We've been having an extended conversation at work about the "fake memoir" phenomenon. Here are some articles that have been passed around on the topic, to get you up to speed:
A NY Times Summary
How to Write a Misery Memoir
A Spoof Publishing Memo
I went on record in the work conversation blaming this trend on postmodernism. Authors are more willing to fabricate life experiences because we’ve lost confidence in truth and reality. Why not construct your own reality if all reality is constructed?
I also cited the existentialist factor. Writing an interesting novel just makes you a novelist, but an interesting memoir makes you a celebrity in your own right. We esteem people who have had authentic experiences (that's what makes you a good existentialist hero). So these people are hypocrites of authenticity: They recognize the value of having “real” (“gritty”) experiences and fake having them.
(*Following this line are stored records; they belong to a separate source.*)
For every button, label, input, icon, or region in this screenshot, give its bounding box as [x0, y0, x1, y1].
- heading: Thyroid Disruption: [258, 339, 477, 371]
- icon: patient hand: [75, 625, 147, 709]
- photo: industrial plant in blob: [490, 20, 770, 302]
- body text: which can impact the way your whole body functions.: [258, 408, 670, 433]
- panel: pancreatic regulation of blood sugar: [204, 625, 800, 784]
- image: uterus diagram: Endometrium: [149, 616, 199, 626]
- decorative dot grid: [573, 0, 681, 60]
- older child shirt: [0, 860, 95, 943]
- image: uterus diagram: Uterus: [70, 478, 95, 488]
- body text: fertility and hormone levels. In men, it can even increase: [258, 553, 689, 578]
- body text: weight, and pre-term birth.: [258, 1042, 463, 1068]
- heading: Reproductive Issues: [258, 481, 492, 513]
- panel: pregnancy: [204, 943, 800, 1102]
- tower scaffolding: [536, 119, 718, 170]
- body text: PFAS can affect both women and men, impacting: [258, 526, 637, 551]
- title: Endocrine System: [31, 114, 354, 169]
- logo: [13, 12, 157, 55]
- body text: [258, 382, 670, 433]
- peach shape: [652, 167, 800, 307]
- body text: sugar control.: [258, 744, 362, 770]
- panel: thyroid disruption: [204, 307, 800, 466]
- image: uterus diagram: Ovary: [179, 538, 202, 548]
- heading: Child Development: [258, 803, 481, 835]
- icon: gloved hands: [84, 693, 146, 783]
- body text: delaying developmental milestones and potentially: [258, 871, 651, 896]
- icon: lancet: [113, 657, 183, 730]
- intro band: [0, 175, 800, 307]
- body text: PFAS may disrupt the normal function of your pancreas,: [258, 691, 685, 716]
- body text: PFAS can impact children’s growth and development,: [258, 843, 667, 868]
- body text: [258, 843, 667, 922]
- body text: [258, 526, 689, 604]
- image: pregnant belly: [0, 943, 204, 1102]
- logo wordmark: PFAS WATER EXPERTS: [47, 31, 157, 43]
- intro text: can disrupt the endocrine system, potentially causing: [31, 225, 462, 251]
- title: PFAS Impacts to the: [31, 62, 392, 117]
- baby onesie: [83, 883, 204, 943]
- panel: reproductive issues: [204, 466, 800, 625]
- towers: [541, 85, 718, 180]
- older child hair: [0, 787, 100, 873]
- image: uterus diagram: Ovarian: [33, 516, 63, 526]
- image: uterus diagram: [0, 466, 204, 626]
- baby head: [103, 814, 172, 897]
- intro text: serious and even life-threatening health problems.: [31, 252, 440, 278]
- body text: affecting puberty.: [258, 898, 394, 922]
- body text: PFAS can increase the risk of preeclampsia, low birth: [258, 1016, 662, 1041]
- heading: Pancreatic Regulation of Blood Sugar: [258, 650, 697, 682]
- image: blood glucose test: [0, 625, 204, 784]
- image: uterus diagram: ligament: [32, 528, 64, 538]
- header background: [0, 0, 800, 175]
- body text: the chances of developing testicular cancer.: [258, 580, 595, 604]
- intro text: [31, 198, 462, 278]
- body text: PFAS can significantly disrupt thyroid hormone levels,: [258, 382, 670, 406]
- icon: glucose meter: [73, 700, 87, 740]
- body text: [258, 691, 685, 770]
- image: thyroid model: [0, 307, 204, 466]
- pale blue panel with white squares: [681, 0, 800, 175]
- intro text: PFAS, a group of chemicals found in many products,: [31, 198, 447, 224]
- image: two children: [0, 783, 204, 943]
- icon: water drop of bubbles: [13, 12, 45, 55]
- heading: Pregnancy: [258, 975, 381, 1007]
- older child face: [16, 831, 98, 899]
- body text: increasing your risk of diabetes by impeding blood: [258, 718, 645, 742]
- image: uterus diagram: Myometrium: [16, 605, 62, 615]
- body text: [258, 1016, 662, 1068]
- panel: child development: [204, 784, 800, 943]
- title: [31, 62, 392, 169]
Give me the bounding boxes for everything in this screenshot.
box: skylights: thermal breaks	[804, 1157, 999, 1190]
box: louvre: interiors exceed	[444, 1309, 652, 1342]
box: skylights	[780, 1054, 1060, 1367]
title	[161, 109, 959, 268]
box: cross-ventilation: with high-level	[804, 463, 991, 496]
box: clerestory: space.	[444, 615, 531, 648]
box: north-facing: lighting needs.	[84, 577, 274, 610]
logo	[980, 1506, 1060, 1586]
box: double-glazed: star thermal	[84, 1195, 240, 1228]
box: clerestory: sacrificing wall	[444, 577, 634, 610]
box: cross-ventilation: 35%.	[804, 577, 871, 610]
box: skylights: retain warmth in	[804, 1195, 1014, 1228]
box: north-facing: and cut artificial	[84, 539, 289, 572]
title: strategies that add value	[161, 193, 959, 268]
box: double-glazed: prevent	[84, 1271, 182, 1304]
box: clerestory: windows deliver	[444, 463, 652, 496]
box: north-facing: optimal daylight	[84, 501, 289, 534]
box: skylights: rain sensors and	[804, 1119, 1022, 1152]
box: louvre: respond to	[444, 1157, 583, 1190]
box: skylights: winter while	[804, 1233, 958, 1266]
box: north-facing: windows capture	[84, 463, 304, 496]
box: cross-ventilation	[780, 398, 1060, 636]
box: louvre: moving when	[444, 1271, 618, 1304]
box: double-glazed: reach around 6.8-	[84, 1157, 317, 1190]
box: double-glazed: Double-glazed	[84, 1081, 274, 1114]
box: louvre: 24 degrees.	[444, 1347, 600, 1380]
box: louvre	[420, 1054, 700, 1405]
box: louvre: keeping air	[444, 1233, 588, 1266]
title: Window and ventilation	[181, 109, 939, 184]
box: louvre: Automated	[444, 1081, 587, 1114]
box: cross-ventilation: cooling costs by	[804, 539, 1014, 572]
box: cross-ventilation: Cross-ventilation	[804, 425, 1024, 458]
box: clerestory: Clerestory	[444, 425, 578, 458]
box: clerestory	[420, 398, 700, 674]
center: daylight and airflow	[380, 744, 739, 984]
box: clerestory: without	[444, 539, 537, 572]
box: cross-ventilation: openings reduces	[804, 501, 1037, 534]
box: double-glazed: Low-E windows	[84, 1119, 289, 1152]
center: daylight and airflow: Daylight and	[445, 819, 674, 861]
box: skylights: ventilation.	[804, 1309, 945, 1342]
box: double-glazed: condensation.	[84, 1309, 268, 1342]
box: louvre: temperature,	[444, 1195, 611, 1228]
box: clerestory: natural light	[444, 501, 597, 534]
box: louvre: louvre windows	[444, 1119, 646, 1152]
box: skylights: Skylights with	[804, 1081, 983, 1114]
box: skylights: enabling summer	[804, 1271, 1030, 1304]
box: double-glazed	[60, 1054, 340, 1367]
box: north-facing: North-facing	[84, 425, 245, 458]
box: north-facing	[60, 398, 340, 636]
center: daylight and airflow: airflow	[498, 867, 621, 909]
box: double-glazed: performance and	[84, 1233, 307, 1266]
Then I was directed to this New Yorker essay (HT: Jon Schindler). I think it partially supports my arguments and partially contradicts them. What I thought of as postmodern turns out to be fairly thoroughly modern (this seems to happen a lot). The gender division between history and novels is something I never thought of before.
If I had the discipline, I would like to write an essay interacting with the New Yorker article and the study of biblical history, another essay about the Victorian concepts of reason and gender, and another essay about Tim O'Brien's "How to Tell a True War Story."